Once the material is hauled in, the science of sorting begins. Plastic is separated from cardboard, glass is broken by metal discs, a magnet is used to collect the cans and a low-voltage eddy current pings and propels aluminum cans into place. All of the plastic sorting is done by hand.
The industry as a whole, Barry says, has changed rapidly in the past few years. It used to be that all material, once sorted and bundled, was driven to regional facilities for processing. Now, however, that material travels much farther than ever before: It’s driven to Charleston and then shipped across the world. “We send material to India, Indonesia, South America, to Korea and to China daily,” Barry says. “If you were to ask me three years ago, I would have said that 99 percent of our material was [traveling] within a six-hour radius.”
Recycling, though, is a very high-energy production, and whether it’s economical depends on the material itself. Back at UNCA, Matthews notes that while it may be attractive to assume that recycling is always cheaper than using virgin material, that idea is “a bit simplistic.” Unfortunately, “it’s not economically always better to recycle,” she says.

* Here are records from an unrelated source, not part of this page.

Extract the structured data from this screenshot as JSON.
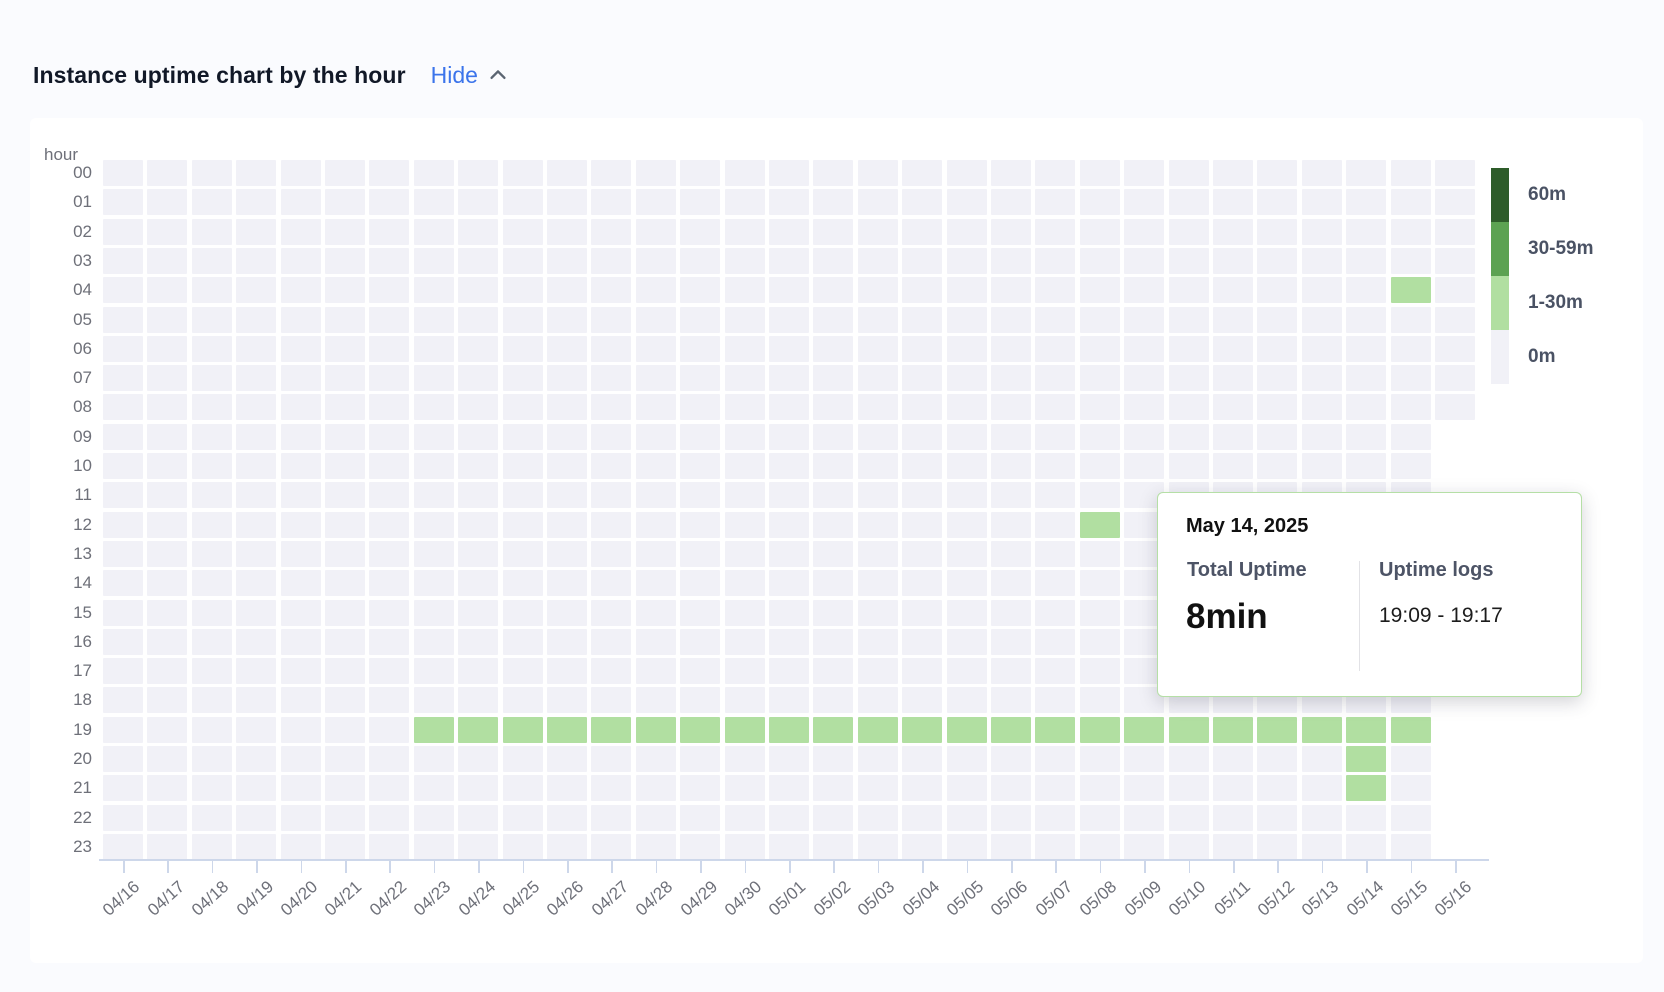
{
  "page": {
    "title": "Instance uptime chart by the hour",
    "hide_label": "Hide"
  },
  "tooltip": {
    "date": "May 14, 2025",
    "total_uptime_label": "Total Uptime",
    "total_uptime_value": "8min",
    "logs_label": "Uptime logs",
    "logs_value": "19:09 - 19:17"
  },
  "chart_data": {
    "type": "heatmap",
    "title": "Instance uptime chart by the hour",
    "y_axis_name": "hour",
    "hours": [
      "00",
      "01",
      "02",
      "03",
      "04",
      "05",
      "06",
      "07",
      "08",
      "09",
      "10",
      "11",
      "12",
      "13",
      "14",
      "15",
      "16",
      "17",
      "18",
      "19",
      "20",
      "21",
      "22",
      "23"
    ],
    "dates": [
      "04/16",
      "04/17",
      "04/18",
      "04/19",
      "04/20",
      "04/21",
      "04/22",
      "04/23",
      "04/24",
      "04/25",
      "04/26",
      "04/27",
      "04/28",
      "04/29",
      "04/30",
      "05/01",
      "05/02",
      "05/03",
      "05/04",
      "05/05",
      "05/06",
      "05/07",
      "05/08",
      "05/09",
      "05/10",
      "05/11",
      "05/12",
      "05/13",
      "05/14",
      "05/15",
      "05/16"
    ],
    "partial_last_column": {
      "date": "05/16",
      "first_hour": "00",
      "last_hour": "08"
    },
    "legend_position": "right",
    "legend": [
      {
        "label": "60m",
        "color": "#2e5c2a"
      },
      {
        "label": "30-59m",
        "color": "#5ca252"
      },
      {
        "label": "1-30m",
        "color": "#b1dfa1"
      },
      {
        "label": "0m",
        "color": "#f1f1f7"
      }
    ],
    "colors": {
      "empty_cell": "#f1f1f7",
      "uptime_1_30m": "#b1dfa1",
      "axis": "#cdd7ea",
      "accent_blue": "#3b74eb"
    },
    "green_cells": [
      {
        "date": "05/15",
        "hour": "04"
      },
      {
        "date": "05/08",
        "hour": "12"
      },
      {
        "date": "04/23",
        "hour": "19"
      },
      {
        "date": "04/24",
        "hour": "19"
      },
      {
        "date": "04/25",
        "hour": "19"
      },
      {
        "date": "04/26",
        "hour": "19"
      },
      {
        "date": "04/27",
        "hour": "19"
      },
      {
        "date": "04/28",
        "hour": "19"
      },
      {
        "date": "04/29",
        "hour": "19"
      },
      {
        "date": "04/30",
        "hour": "19"
      },
      {
        "date": "05/01",
        "hour": "19"
      },
      {
        "date": "05/02",
        "hour": "19"
      },
      {
        "date": "05/03",
        "hour": "19"
      },
      {
        "date": "05/04",
        "hour": "19"
      },
      {
        "date": "05/05",
        "hour": "19"
      },
      {
        "date": "05/06",
        "hour": "19"
      },
      {
        "date": "05/07",
        "hour": "19"
      },
      {
        "date": "05/08",
        "hour": "19"
      },
      {
        "date": "05/09",
        "hour": "19"
      },
      {
        "date": "05/10",
        "hour": "19"
      },
      {
        "date": "05/11",
        "hour": "19"
      },
      {
        "date": "05/12",
        "hour": "19"
      },
      {
        "date": "05/13",
        "hour": "19"
      },
      {
        "date": "05/14",
        "hour": "19"
      },
      {
        "date": "05/15",
        "hour": "19"
      },
      {
        "date": "05/14",
        "hour": "20"
      },
      {
        "date": "05/14",
        "hour": "21"
      }
    ]
  }
}
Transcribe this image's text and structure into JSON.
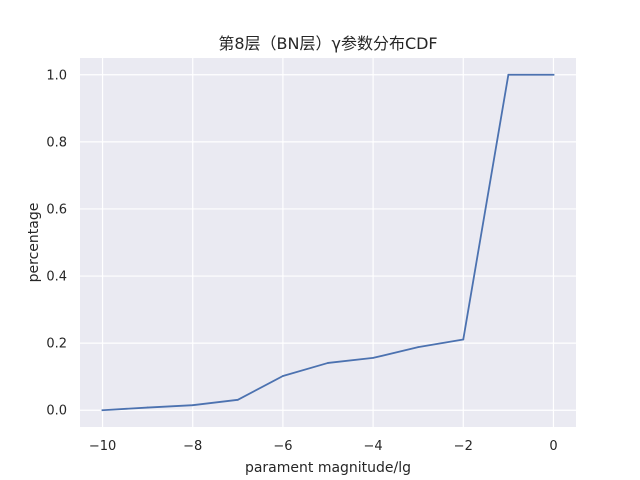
{
  "chart_data": {
    "type": "line",
    "title": "第8层（BN层）γ参数分布CDF",
    "xlabel": "parament magnitude/lg",
    "ylabel": "percentage",
    "xlim": [
      -10.5,
      0.5
    ],
    "ylim": [
      -0.05,
      1.05
    ],
    "xticks": [
      -10,
      -8,
      -6,
      -4,
      -2,
      0
    ],
    "xtick_labels": [
      "−10",
      "−8",
      "−6",
      "−4",
      "−2",
      "0"
    ],
    "yticks": [
      0.0,
      0.2,
      0.4,
      0.6,
      0.8,
      1.0
    ],
    "ytick_labels": [
      "0.0",
      "0.2",
      "0.4",
      "0.6",
      "0.8",
      "1.0"
    ],
    "grid": true,
    "series": [
      {
        "color": "#4c72b0",
        "x": [
          -10,
          -9,
          -8,
          -7,
          -6,
          -5,
          -4,
          -3,
          -2,
          -1,
          0
        ],
        "y": [
          0.0,
          0.008,
          0.015,
          0.031,
          0.102,
          0.141,
          0.156,
          0.188,
          0.211,
          1.0,
          1.0
        ]
      }
    ]
  }
}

But recycling does prevent material from being entombed in the land. As Nancy points to the forklifts pushing condensed stacks of paper and crushed plastics, she notes that the facility’s No. 1 goal is “to keep whatever we can from going to the landfill.”
“We’re constantly looking for new markets and new places to send our stuff so it can be made into something else,” she adds.
Back to the source
All this stuff — the packaging that comes with our food, the plastics that wrap our every purchase — are products of our consumer culture. But what can be done?
“Let’s face it,” Barry says. “You and I both buy stuff every day, and it comes with large footprints. If we can reduce the packaging, or at least reduce the material that can’t be recovered, then that’s making a difference.”
But of course, change never comes easily. Keaton observes, “If everyone grew their own food and they realized how long it takes to grow their salad, then it would definitely open people’s eyes. But, as our population increases, it feels almost like a tidal wave. It seems overwhelming; it seems too big to fix.”
Then again, “It’s got to start somewhere,” he adds.
Standing atop trash piled 40 feet deep, Smith notes it ultimately comes back to personal responsibility — our habits and our choices to compost, to recycle, to consider the consequences of what we buy and what we throw away, even when it’s inconvenient. “That’s pretty much where it has to start,” she says. “At the source.”